Big Data : Overview of Structure and Jobs
The demand for big data resources have increased dramatically in past few years. The requirements to create and get most out of "Big Data" environment is classified into 3 tiers- Base Layer - DevOps and Infrastructure
- Mid Layer - Understanding & manipulating data
- Front Layer - Analytics, data science
Software Suite/Tools
Base Layer - Summary
This layer forms the core infrastructure of "big data" platform and should be horizontally scalable.
- OS - Linux is the way forward for big data technologies. RedHat, SuSe, Ubuntu, CentOS
- Distributed Computing tools/software - Hadoop, Splunk
- Data Storage - Splunk, MongoDB, Apache Cassandra
- Configuration management - Ansible, Puppet, Chef
- Others - Networking knowledge, Version Control (Git)
Mid Layer - Summary
This layer forms the engineering role of the project with focus on data mining, normalisation etc.

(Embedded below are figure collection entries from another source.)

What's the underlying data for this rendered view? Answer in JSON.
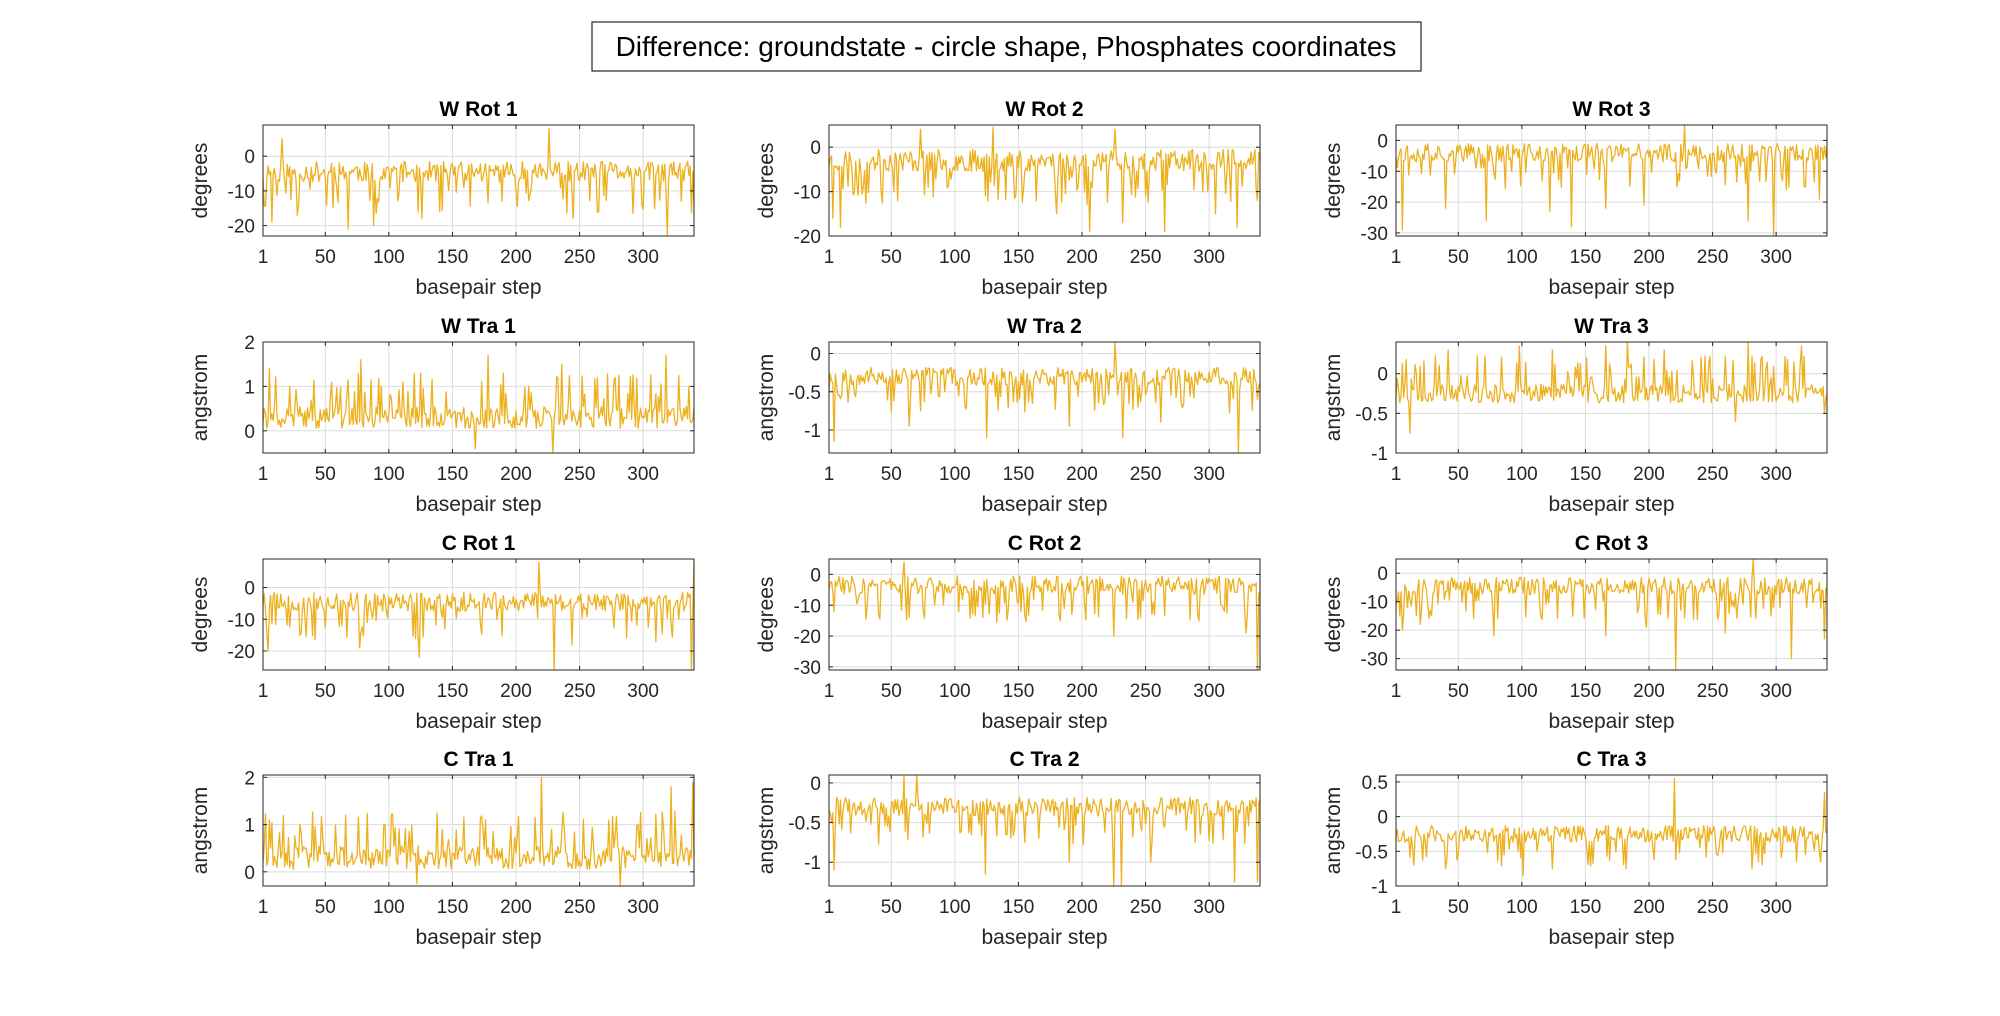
{
  "figure": {
    "title": "Difference: groundstate - circle shape, Phosphates coordinates"
  },
  "colors": {
    "line": "#EDB120",
    "axis": "#262626",
    "grid": "#dcdcdc",
    "background": "#ffffff"
  },
  "chart_data": [
    {
      "type": "line",
      "title": "W Rot 1",
      "xlabel": "basepair step",
      "ylabel": "degrees",
      "xlim": [
        1,
        340
      ],
      "ylim": [
        -23,
        9
      ],
      "xticks": [
        1,
        50,
        100,
        150,
        200,
        250,
        300
      ],
      "yticks": [
        -20,
        -10,
        0
      ],
      "grid": true,
      "mean": -4.5,
      "spread": 3,
      "dir": "down",
      "seed": 11,
      "spikes": [
        [
          8,
          -19
        ],
        [
          16,
          5
        ],
        [
          28,
          -17
        ],
        [
          68,
          -21
        ],
        [
          88,
          -20
        ],
        [
          126,
          -18
        ],
        [
          226,
          8
        ],
        [
          245,
          -18
        ],
        [
          319,
          -23
        ],
        [
          330,
          -13
        ]
      ]
    },
    {
      "type": "line",
      "title": "W Rot 2",
      "xlabel": "basepair step",
      "ylabel": "degrees",
      "xlim": [
        1,
        340
      ],
      "ylim": [
        -20,
        5
      ],
      "xticks": [
        1,
        50,
        100,
        150,
        200,
        250,
        300
      ],
      "yticks": [
        -20,
        -10,
        0
      ],
      "grid": true,
      "mean": -3,
      "spread": 2.5,
      "dir": "down",
      "seed": 23,
      "spikes": [
        [
          4,
          -16
        ],
        [
          10,
          -18
        ],
        [
          73,
          4
        ],
        [
          130,
          4.5
        ],
        [
          180,
          -15
        ],
        [
          206,
          -19
        ],
        [
          226,
          4
        ],
        [
          232,
          -17
        ],
        [
          265,
          -19
        ],
        [
          305,
          -15
        ],
        [
          322,
          -18
        ],
        [
          338,
          -12
        ]
      ]
    },
    {
      "type": "line",
      "title": "W Rot 3",
      "xlabel": "basepair step",
      "ylabel": "degrees",
      "xlim": [
        1,
        340
      ],
      "ylim": [
        -31,
        5
      ],
      "xticks": [
        1,
        50,
        100,
        150,
        200,
        250,
        300
      ],
      "yticks": [
        -30,
        -20,
        -10,
        0
      ],
      "grid": true,
      "mean": -4,
      "spread": 3,
      "dir": "down",
      "seed": 37,
      "spikes": [
        [
          6,
          -29
        ],
        [
          40,
          -22
        ],
        [
          72,
          -26
        ],
        [
          122,
          -23
        ],
        [
          139,
          -28
        ],
        [
          166,
          -22
        ],
        [
          196,
          -21
        ],
        [
          228,
          5
        ],
        [
          278,
          -26
        ],
        [
          298,
          -31
        ],
        [
          334,
          -19
        ]
      ]
    },
    {
      "type": "line",
      "title": "W Tra 1",
      "xlabel": "basepair step",
      "ylabel": "angstrom",
      "xlim": [
        1,
        340
      ],
      "ylim": [
        -0.5,
        2
      ],
      "xticks": [
        1,
        50,
        100,
        150,
        200,
        250,
        300
      ],
      "yticks": [
        0,
        1,
        2
      ],
      "grid": true,
      "mean": 0.3,
      "spread": 0.25,
      "dir": "up",
      "seed": 41,
      "spikes": [
        [
          6,
          1.4
        ],
        [
          22,
          1.0
        ],
        [
          78,
          1.6
        ],
        [
          125,
          1.3
        ],
        [
          168,
          -0.4
        ],
        [
          178,
          1.7
        ],
        [
          229,
          -0.5
        ],
        [
          236,
          1.5
        ],
        [
          278,
          1.2
        ],
        [
          318,
          1.7
        ],
        [
          336,
          1.0
        ]
      ]
    },
    {
      "type": "line",
      "title": "W Tra 2",
      "xlabel": "basepair step",
      "ylabel": "angstrom",
      "xlim": [
        1,
        340
      ],
      "ylim": [
        -1.3,
        0.15
      ],
      "xticks": [
        1,
        50,
        100,
        150,
        200,
        250,
        300
      ],
      "yticks": [
        -1,
        -0.5,
        0
      ],
      "grid": true,
      "mean": -0.3,
      "spread": 0.12,
      "dir": "down",
      "seed": 53,
      "spikes": [
        [
          5,
          -1.15
        ],
        [
          64,
          -0.95
        ],
        [
          125,
          -1.1
        ],
        [
          190,
          -0.95
        ],
        [
          226,
          0.15
        ],
        [
          232,
          -1.1
        ],
        [
          262,
          -0.9
        ],
        [
          323,
          -1.3
        ],
        [
          338,
          -0.6
        ]
      ]
    },
    {
      "type": "line",
      "title": "W Tra 3",
      "xlabel": "basepair step",
      "ylabel": "angstrom",
      "xlim": [
        1,
        340
      ],
      "ylim": [
        -1,
        0.4
      ],
      "xticks": [
        1,
        50,
        100,
        150,
        200,
        250,
        300
      ],
      "yticks": [
        -1,
        -0.5,
        0
      ],
      "grid": true,
      "mean": -0.25,
      "spread": 0.12,
      "dir": "up",
      "seed": 67,
      "spikes": [
        [
          12,
          -0.75
        ],
        [
          42,
          0.3
        ],
        [
          98,
          0.35
        ],
        [
          124,
          0.3
        ],
        [
          166,
          0.35
        ],
        [
          183,
          0.4
        ],
        [
          212,
          0.3
        ],
        [
          268,
          -0.6
        ],
        [
          278,
          0.4
        ],
        [
          320,
          0.35
        ],
        [
          338,
          -0.5
        ]
      ]
    },
    {
      "type": "line",
      "title": "C Rot 1",
      "xlabel": "basepair step",
      "ylabel": "degrees",
      "xlim": [
        1,
        340
      ],
      "ylim": [
        -26,
        9
      ],
      "xticks": [
        1,
        50,
        100,
        150,
        200,
        250,
        300
      ],
      "yticks": [
        -20,
        -10,
        0
      ],
      "grid": true,
      "mean": -4.5,
      "spread": 3,
      "dir": "down",
      "seed": 79,
      "spikes": [
        [
          5,
          -20
        ],
        [
          30,
          -15
        ],
        [
          77,
          -19
        ],
        [
          124,
          -22
        ],
        [
          218,
          8
        ],
        [
          230,
          -26
        ],
        [
          244,
          -18
        ],
        [
          310,
          -17
        ],
        [
          338,
          -26
        ],
        [
          340,
          8
        ]
      ]
    },
    {
      "type": "line",
      "title": "C Rot 2",
      "xlabel": "basepair step",
      "ylabel": "degrees",
      "xlim": [
        1,
        340
      ],
      "ylim": [
        -31,
        5
      ],
      "xticks": [
        1,
        50,
        100,
        150,
        200,
        250,
        300
      ],
      "yticks": [
        -30,
        -20,
        -10,
        0
      ],
      "grid": true,
      "mean": -3.5,
      "spread": 3,
      "dir": "down",
      "seed": 83,
      "spikes": [
        [
          5,
          -12
        ],
        [
          40,
          -13
        ],
        [
          60,
          4
        ],
        [
          64,
          -14
        ],
        [
          122,
          -14
        ],
        [
          152,
          -12
        ],
        [
          183,
          -15
        ],
        [
          225,
          -20
        ],
        [
          246,
          -14
        ],
        [
          292,
          -15
        ],
        [
          329,
          -19
        ],
        [
          338,
          -31
        ]
      ]
    },
    {
      "type": "line",
      "title": "C Rot 3",
      "xlabel": "basepair step",
      "ylabel": "degrees",
      "xlim": [
        1,
        340
      ],
      "ylim": [
        -34,
        5
      ],
      "xticks": [
        1,
        50,
        100,
        150,
        200,
        250,
        300
      ],
      "yticks": [
        -30,
        -20,
        -10,
        0
      ],
      "grid": true,
      "mean": -4.5,
      "spread": 3,
      "dir": "down",
      "seed": 97,
      "spikes": [
        [
          6,
          -20
        ],
        [
          20,
          -18
        ],
        [
          78,
          -22
        ],
        [
          128,
          -16
        ],
        [
          166,
          -22
        ],
        [
          198,
          -19
        ],
        [
          221,
          -34
        ],
        [
          260,
          -21
        ],
        [
          282,
          5
        ],
        [
          312,
          -30
        ],
        [
          338,
          -23
        ]
      ]
    },
    {
      "type": "line",
      "title": "C Tra 1",
      "xlabel": "basepair step",
      "ylabel": "angstrom",
      "xlim": [
        1,
        340
      ],
      "ylim": [
        -0.3,
        2.05
      ],
      "xticks": [
        1,
        50,
        100,
        150,
        200,
        250,
        300
      ],
      "yticks": [
        0,
        1,
        2
      ],
      "grid": true,
      "mean": 0.3,
      "spread": 0.25,
      "dir": "up",
      "seed": 101,
      "spikes": [
        [
          6,
          1.1
        ],
        [
          30,
          1.0
        ],
        [
          66,
          1.2
        ],
        [
          122,
          -0.25
        ],
        [
          176,
          1.1
        ],
        [
          220,
          2.0
        ],
        [
          228,
          0.9
        ],
        [
          282,
          -0.3
        ],
        [
          296,
          1.0
        ],
        [
          322,
          1.8
        ],
        [
          339,
          1.9
        ]
      ]
    },
    {
      "type": "line",
      "title": "C Tra 2",
      "xlabel": "basepair step",
      "ylabel": "angstrom",
      "xlim": [
        1,
        340
      ],
      "ylim": [
        -1.3,
        0.1
      ],
      "xticks": [
        1,
        50,
        100,
        150,
        200,
        250,
        300
      ],
      "yticks": [
        -1,
        -0.5,
        0
      ],
      "grid": true,
      "mean": -0.3,
      "spread": 0.12,
      "dir": "down",
      "seed": 113,
      "spikes": [
        [
          5,
          -1.1
        ],
        [
          60,
          0.1
        ],
        [
          70,
          0.1
        ],
        [
          124,
          -1.15
        ],
        [
          190,
          -1.0
        ],
        [
          225,
          -1.3
        ],
        [
          231,
          -1.3
        ],
        [
          254,
          -1.0
        ],
        [
          320,
          -1.25
        ],
        [
          338,
          -1.25
        ]
      ]
    },
    {
      "type": "line",
      "title": "C Tra 3",
      "xlabel": "basepair step",
      "ylabel": "angstrom",
      "xlim": [
        1,
        340
      ],
      "ylim": [
        -1,
        0.6
      ],
      "xticks": [
        1,
        50,
        100,
        150,
        200,
        250,
        300
      ],
      "yticks": [
        -1,
        -0.5,
        0,
        0.5
      ],
      "grid": true,
      "mean": -0.25,
      "spread": 0.12,
      "dir": "down",
      "seed": 127,
      "spikes": [
        [
          10,
          -0.35
        ],
        [
          15,
          -0.7
        ],
        [
          40,
          -0.75
        ],
        [
          101,
          -0.85
        ],
        [
          124,
          -0.75
        ],
        [
          182,
          -0.75
        ],
        [
          220,
          0.55
        ],
        [
          281,
          -0.75
        ],
        [
          323,
          -0.55
        ],
        [
          338,
          0.35
        ]
      ]
    }
  ]
}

- Regex (Regular Expression) Knowledge and machine learning
- Various Application system knowledge to understand data
- Data normalisation techniques, data enrichment, integration to external data stores
- Technologies - Java, Scala, Splunk Search language, python, NoSQL,JSON
- Tools - Apache Spark, Splunk, Mahout
- Web Development - jQuery, AngularJS, D3.js
Front Layer - Summary
This layer forms the end-user experience, business interaction experience
- Business Analysis - Requirement gathering, Data availability etc.
- Web Development - Analytics, Visualisation techniques, D3.js, mathematical modelling etc.
- Data Science - Data co-relation, regular expression, statistics and data modelling
- Tools - Apache Ambari, Splunk, D3.js, XML/JSON formats
Big Data Jobs
The key thing here is to concentrate on one the above layers/tiers. Depending on the flavour of your previous experience it would be quite easy to fit your profile into one of the above Tiers.Software Suite/Tools
- Apache Products (Hadoop suite, Spark, Ambari) are so varied and flexible. But return on Investment (ROI) is poor in initial years and takes time and effort to create a fully fledged system. The integration of Apache products need to be designed and upgrade plan should be well in place as products change quite often.
- Splunk on the other hand encompasses all into a single suite. Splunk is not a free product, but licensing is based on data volume you index. ROI is very quick and great and can build Proof of Concept systems (POCs) immediately.